Will we profile you?
Our policy is not to profile users of our services.
However, there may be situations where, for service delivery, marketing or other purposes, we need to profile information about you. An example might be the use of your purchase or service history to enable us to offer you products or services tailored to your tastes or needs.
In such cases, we will implement effective security measures to protect your information at all times from unauthorised persons seeking to use it for their own benefit.
Will we use your data for other purposes?
Our policy is not to use your data for purposes other than those we have explained to you. If, however, we need to use your data for other activities, we will always ask for your permission beforehand by providing you with clear options to allow you to decide.
Informative clause club and newsletter
If you click on the "Subscribe to Club Las Fuentes" button, you will give your authorization to receive our promotional Newsletter in your email address, also consenting to the processing of personal data provided for the aforementioned purpose. If you wish to stop being part of our "Club Las Fuentes" and stop receiving our Newsletter at your email address, you can oppose the processing of your data for informational purposes at any time by sending an email message, with the subject "SUBSCRIPTION NEWSLETTER", to the following address: info@granhotel-lasfuentes.com .
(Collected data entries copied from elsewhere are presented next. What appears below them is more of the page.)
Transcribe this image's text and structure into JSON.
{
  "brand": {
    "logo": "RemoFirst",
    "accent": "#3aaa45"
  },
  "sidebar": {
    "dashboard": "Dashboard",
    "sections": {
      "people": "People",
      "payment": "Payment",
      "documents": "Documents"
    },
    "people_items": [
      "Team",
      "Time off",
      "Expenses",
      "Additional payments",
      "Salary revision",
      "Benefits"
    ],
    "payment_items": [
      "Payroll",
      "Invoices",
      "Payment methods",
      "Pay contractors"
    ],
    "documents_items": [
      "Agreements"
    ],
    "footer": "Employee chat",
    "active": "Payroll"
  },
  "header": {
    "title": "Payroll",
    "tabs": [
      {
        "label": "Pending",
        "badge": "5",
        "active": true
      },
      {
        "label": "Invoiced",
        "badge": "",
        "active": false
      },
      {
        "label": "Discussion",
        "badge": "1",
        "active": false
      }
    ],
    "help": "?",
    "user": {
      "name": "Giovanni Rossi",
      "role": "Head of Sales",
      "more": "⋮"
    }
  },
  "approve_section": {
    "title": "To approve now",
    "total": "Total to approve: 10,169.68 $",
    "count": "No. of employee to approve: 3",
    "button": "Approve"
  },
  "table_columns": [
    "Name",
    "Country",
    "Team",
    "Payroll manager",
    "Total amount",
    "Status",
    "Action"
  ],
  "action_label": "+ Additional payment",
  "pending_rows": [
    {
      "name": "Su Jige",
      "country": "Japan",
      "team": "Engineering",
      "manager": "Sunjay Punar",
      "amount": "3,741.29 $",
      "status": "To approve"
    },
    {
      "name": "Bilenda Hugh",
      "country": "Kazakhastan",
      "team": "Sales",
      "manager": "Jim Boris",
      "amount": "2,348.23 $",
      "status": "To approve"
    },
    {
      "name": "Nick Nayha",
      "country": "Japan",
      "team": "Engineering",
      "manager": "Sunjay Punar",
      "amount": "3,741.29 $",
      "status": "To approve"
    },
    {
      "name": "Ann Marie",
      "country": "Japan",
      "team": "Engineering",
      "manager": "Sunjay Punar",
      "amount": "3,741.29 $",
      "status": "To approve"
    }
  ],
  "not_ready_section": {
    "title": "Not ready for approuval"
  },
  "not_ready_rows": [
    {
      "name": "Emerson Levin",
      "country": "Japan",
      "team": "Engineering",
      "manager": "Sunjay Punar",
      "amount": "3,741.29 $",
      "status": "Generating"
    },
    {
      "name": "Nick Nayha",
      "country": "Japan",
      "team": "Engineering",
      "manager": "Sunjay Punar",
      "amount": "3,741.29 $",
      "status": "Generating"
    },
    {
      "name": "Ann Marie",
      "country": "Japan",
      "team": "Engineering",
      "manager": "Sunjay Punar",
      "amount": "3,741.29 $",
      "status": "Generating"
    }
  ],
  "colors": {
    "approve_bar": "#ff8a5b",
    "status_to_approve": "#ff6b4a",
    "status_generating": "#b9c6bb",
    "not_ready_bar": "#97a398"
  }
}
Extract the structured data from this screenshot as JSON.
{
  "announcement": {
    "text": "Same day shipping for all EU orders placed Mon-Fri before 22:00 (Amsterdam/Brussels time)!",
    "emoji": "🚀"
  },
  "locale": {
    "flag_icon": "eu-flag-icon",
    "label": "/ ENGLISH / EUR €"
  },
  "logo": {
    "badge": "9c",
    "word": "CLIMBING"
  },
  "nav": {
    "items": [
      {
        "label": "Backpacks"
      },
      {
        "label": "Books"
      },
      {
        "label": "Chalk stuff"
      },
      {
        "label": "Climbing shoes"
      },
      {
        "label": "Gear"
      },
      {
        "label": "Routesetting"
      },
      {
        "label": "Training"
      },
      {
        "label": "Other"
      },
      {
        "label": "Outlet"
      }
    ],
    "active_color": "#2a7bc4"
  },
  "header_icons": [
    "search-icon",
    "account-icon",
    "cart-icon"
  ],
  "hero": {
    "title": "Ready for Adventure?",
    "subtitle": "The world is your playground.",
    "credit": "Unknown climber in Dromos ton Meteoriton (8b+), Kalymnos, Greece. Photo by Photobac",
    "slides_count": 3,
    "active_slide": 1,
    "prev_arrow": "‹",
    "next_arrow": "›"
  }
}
You can contact us to find out what information we have about you, rectify it, delete it and request the transfer of your information to another entity (portability). To request these rights, you must make a written request to our address, along with a photocopy of your ID: AINTURBAN HOTELES S.L.U., RESIDENCIAL PARAISO 7, 1-A, CP 50008, ZARAGOZA (Zaragoza). If you understand that your rights have been neglected, you can make a claim at the AEPD (www.aepd.es).